Before you start — revise these

A 5-minute refresher here will save you 30 minutes of confusion below.

Numbers and Sequences — Class 10 Maths (Samacheer Kalvi)

TN State Board (Samacheer Kalvi) Class 10 Mathematics, Chapter 2. Number theory basics and the arithmetic of sequences.


1. About this chapter

This chapter covers Euclid's division lemma and algorithm, the fundamental theorem of arithmetic, modular arithmetic, arithmetic (AP) and geometric (GP) progressions, and special series.

2. Number theory

  • Euclid's division lemma: for positive integers a, b there exist unique q, r with a = bq + r, 0 ≤ r < b.
  • Euclid's division algorithm: repeated use of the lemma gives the HCF of two numbers.
  • Fundamental theorem of arithmetic: every composite number can be written as a unique product of primes (apart from order).
  • Modular arithmetic: working with remainders (a ≡ b (mod n)).

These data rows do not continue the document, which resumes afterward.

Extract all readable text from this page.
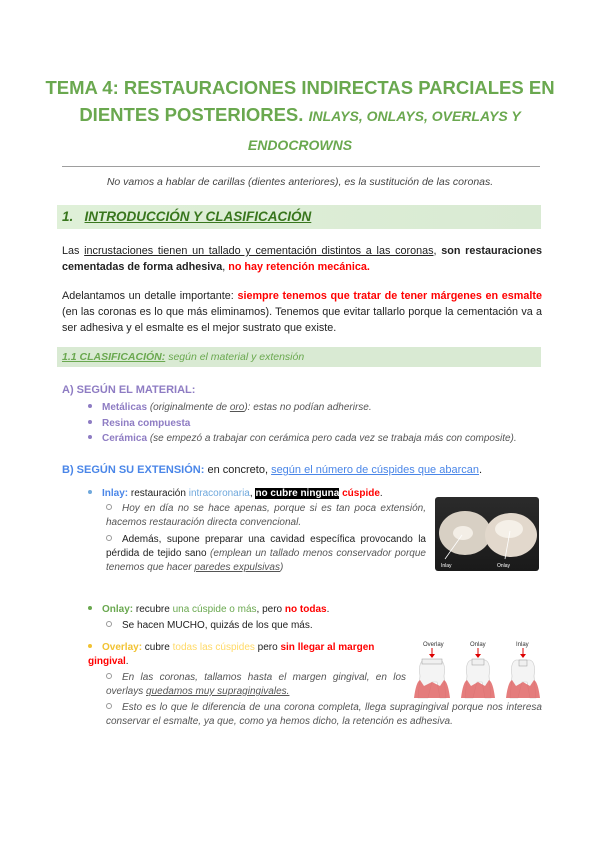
TEMA 4: RESTAURACIONES INDIRECTAS PARCIALES EN DIENTES POSTERIORES. INLAYS, ONLAYS, OVERLAYS Y
ENDOCROWNS
No vamos a hablar de carillas (dientes anteriores), es la sustitución de las coronas.
1. INTRODUCCIÓN Y CLASIFICACIÓN
Las incrustaciones tienen un tallado y cementación distintos a las coronas, son restauraciones cementadas de forma adhesiva, no hay retención mecánica.
Adelantamos un detalle importante: siempre tenemos que tratar de tener márgenes en esmalte (en las coronas es lo que más eliminamos). Tenemos que evitar tallarlo porque la cementación va a ser adhesiva y el esmalte es el mejor sustrato que existe.
1.1 CLASIFICACIÓN: según el material y extensión
A) SEGÚN EL MATERIAL:
Metálicas (originalmente de oro): estas no podían adherirse.
Resina compuesta
Cerámica (se empezó a trabajar con cerámica pero cada vez se trabaja más con composite).
B) SEGÚN SU EXTENSIÓN: en concreto, según el número de cúspides que abarcan.
Inlay: restauración intracoronaria, no cubre ninguna cúspide.
Hoy en día no se hace apenas, porque si es tan poca extensión, hacemos restauración directa convencional.
Además, supone preparar una cavidad específica provocando la pérdida de tejido sano (emplean un tallado menos conservador porque tenemos que hacer paredes expulsivas)	Inlay	Onlay
Onlay: recubre una cúspide o más, pero no todas.
Se hacen MUCHO, quizás de los que más.
Overlay: cubre todas las cúspides pero sin llegar al margen gingival.
En las coronas, tallamos hasta el margen gingival, en los overlays quedamos muy supragingivales.
Esto es lo que le diferencia de una corona completa, llega supragingival porque nos interesa conservar el esmalte, ya que, como ya hemos dicho, la retención es adhesiva.
Overlay	Onlay	Inlay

3. Arithmetic progression (AP)

  • General form: a, a + d, a + 2d, … with common difference d.
  • nth term: tₙ = a + (n − 1)d.
  • Sum of n terms: Sₙ = n/2 [2a + (n − 1)d] = n/2 (a + l) (l = last term).

4. Geometric progression (GP) and special series

  • General form: a, ar, ar², … with common ratio r.
  • nth term: tₙ = a r^(n−1).
  • Sum of n terms: Sₙ = a(rⁿ − 1)/(r − 1) (r ≠ 1).
  • Special series: Σn = n(n+1)/2; Σn² = n(n+1)(2n+1)/6; Σn³ = [n(n+1)/2]².

5. Worked examples

Example 1. Find the HCF of 24 and 36 using Euclid's algorithm. 36 = 24×1 + 12; 24 = 12×2 + 0 → HCF = 12.

Example 2. Find the 10th term of the AP 3, 7, 11, … a = 3, d = 4; t₁₀ = a + 9d = 3 + 36 = 39.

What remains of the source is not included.